Every year in November and May, the contemporary art auctions in New York are awaited as the final verdict on the overall health of the art market.

Their impact is colossal, trickling down across all price ranges, as well as across other areas of the market.

This year Sotheby’s and Christie’s have set the date for 14 to 17 November, to include both contemporary and Impressionist and modern art.

The auction houses have, it seems, considered the consequences of these high-profile auctions on the market’s overall morale.

At the end of the ’80s, their low sell-through rates conspired in slowing down sales  considerably across the world.

Today, Sotheby’s and Christie’s are showing themselves to be more cautious, which partially explains the lower volume of works on offer.

‘We’re rejecting low quality works. We’re also rejecting works from owners asking for excessive prices,’ explains Brett Gorvy, the international head of the contemporary art at Christie’s.

According to Gorvy, since last year the number of lots estimated at $20 million and above has dropped by two-thirds, while works estimated at between $5 million and $20 million have fallen by half. Works under the $5 million dollar mark are – still according to Gorvy – unchanged in number at the prestige sale taking place on 15th November.

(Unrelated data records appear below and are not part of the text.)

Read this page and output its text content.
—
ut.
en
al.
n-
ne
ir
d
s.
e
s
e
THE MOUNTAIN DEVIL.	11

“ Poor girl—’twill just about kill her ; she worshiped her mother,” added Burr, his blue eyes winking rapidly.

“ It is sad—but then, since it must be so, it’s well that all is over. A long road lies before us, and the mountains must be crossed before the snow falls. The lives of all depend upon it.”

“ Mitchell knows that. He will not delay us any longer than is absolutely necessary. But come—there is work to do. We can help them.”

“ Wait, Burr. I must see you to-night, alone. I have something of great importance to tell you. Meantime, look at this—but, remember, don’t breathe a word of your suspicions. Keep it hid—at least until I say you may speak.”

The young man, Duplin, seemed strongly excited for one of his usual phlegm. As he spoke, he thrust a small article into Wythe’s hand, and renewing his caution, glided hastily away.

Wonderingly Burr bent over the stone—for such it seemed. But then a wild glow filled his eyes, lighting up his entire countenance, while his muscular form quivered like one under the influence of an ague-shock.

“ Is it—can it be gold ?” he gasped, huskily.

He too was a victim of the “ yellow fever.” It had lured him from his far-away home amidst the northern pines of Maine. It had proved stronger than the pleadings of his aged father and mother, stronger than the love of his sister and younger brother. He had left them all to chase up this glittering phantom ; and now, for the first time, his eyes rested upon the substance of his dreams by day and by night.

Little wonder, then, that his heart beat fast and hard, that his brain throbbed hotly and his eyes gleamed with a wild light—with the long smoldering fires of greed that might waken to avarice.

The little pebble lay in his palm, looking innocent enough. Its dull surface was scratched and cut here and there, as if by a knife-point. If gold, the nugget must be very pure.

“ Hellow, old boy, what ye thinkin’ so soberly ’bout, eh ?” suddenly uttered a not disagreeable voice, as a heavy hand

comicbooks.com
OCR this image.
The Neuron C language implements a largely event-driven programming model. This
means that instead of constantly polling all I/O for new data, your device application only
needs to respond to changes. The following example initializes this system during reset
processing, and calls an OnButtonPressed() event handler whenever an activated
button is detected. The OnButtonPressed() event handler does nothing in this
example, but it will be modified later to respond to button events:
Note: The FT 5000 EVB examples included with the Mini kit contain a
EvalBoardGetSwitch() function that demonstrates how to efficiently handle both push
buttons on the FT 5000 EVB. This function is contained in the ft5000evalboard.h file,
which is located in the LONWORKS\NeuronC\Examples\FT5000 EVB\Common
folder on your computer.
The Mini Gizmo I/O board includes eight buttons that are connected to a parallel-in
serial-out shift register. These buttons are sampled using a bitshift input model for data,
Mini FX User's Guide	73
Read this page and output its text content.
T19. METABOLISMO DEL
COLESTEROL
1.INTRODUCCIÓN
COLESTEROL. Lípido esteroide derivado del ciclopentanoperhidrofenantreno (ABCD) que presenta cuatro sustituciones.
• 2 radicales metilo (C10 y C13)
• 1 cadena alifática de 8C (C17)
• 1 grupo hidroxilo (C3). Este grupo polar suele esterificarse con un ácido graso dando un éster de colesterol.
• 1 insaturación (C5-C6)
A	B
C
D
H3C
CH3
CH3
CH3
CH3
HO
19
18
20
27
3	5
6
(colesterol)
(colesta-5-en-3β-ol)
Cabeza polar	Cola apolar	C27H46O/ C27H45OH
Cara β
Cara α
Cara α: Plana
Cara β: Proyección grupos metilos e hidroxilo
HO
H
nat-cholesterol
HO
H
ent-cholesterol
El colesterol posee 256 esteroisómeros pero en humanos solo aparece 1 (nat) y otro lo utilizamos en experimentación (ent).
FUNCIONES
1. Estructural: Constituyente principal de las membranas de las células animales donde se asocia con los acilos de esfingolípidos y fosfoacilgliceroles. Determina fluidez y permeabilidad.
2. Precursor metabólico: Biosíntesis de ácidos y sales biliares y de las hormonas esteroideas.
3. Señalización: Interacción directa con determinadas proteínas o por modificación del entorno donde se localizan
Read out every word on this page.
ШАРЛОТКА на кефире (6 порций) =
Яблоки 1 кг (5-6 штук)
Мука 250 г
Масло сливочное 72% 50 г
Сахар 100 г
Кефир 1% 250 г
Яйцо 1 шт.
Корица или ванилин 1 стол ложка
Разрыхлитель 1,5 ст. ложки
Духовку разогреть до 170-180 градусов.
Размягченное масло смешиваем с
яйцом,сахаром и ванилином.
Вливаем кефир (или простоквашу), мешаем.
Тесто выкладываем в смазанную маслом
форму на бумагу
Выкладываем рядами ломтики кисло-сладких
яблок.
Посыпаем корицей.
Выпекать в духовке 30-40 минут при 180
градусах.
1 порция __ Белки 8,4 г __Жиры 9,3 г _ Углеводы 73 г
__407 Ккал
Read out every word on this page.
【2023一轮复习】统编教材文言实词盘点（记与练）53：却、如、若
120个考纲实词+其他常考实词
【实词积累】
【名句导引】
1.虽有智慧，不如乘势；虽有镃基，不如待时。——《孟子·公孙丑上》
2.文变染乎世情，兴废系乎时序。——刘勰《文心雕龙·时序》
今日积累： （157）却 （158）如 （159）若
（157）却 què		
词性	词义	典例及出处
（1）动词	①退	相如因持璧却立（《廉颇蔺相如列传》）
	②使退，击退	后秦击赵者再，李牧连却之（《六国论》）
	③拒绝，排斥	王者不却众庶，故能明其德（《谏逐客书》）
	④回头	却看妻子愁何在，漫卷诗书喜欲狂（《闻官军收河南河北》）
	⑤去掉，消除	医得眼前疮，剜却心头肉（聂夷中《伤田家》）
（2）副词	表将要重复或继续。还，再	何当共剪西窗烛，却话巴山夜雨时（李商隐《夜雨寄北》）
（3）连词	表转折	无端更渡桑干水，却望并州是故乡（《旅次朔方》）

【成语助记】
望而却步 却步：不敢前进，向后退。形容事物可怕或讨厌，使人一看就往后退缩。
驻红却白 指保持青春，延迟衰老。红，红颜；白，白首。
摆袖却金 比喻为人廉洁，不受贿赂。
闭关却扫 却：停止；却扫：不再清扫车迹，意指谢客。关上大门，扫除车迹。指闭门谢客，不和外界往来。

‘We’re in a transitional period in which sellers still expect to obtain high prices. Moreover, the current climate means that parting with quality art is not considered a sound economic decision. Money is cheap. Selling means taking a risk. People are nervous. They’re waiting to see what happens in the US elections. They’re also waiting for a calmer global outlook. But obviously the people we’re discussing, potential buyers and sellers, are financial colossuses.’

Brett Gorvy gives an effective lesson on the art market: 

The 65 lots at the auction on 15th November are estimated to fetch $228 million.

The star of the sale is an abstract work by the American painter Willem de Kooning (1904-1997) from 1977 estimated at $40 million. In 2006 it was sold by the same auction house for 21.1 million euros ($27.1 million). That is a significant potential realised gain for a painter who figures among the great American names of the 20th century.

The other star of Christie’s contemporary art auctions is a work by a painter who is currently in fashion and who is represented by galleries including the Gagosian. John Currin (born 1962) is inspired by the Old Masters for his technique, but parodies the female universe, in particular American high society.

The record paid at auction for a Currin was 4.2 million euros ($5.4 million dollars) in 2008. It was for the painting that will be going under the hammer again on 15th November. It shows two nude women set against a dark background; their bodies register the passage of years and they display an ambiguous attitude. The painting belongs to the well-known collector from Connecticut, Peter Brant, and has a guaranteed minimum price of $12 million, meaning that a third-party is willing to pay that sum regardless of the outcome at auction.

In the absence of a significant number of expensive contemporary lots, Brett Gorvy also discussed a Monet going under the hammer at Christie’s on 16th November at the Impressionist & Modern sale. In the pink, red and green hues of sunset, it is one of 25 versions of  ‘ Les meules’,  stacks’ painted by the artist at different hours of the day in the Normandy countryside.

The 1891 canvas, an archetypal Impressionist work, belongs to a Denver collector and is estimated in the region of $45 million. In 1999 it sold for 11.3 million euros ($11.9 million).

At Sotheby’s, Amy Cappellazzo, international head of contemporary art, also makes a point of mentioning the star of the Impressionist & Modern sale on 14th November. It is a painting by the Norwegian Edvard Munch estimated at $50 million, making it the most expensive lot this season. ‘Girls on the Bridge’ is one of the most famous Munch paintings after ‘The Scream’.

The work made in 1902 sold for 18 million euros ($28 million) in 2008.

Amy Cappellazzo talks about the most significant paintings at Sotheby’s this season: 

The contemporary art sale on 17th November at Sotheby’s, with 64 lots estimated together at $208 million, is mainly comprised on the collections belonging to Steven (who passed away in March 2016) and Anne Ames, both discreet but passionate New York art enthusiasts.

‘Steven even went back to university in the ’90s to study history of art,’ says Amy Cappellazzo.

One of the lots, another painting by de Kooning, was on loan to the White House for a time before being acquired by Ames.

There is even a photo of Hillary Clinton, then first lady of the United States, posing by this painting from 1983 made of whorls of colours.

The estimate for the work is $8 million. The Ameses were especially interested in painting and the collection includes several paintings by the German artist Gerhard Richter that go up to $30 million estimate.

This season, as we can see, the biggest names in the art market, the paintings that attract international headlines, are few and far between.

The timing of these sales, taking place immediately after the US presidential elections, clearly plays its part.

But regardless of the cyclical factors likely to impact the market in fall 2016, the interest and the demand for high-end 20th century art remains resilient.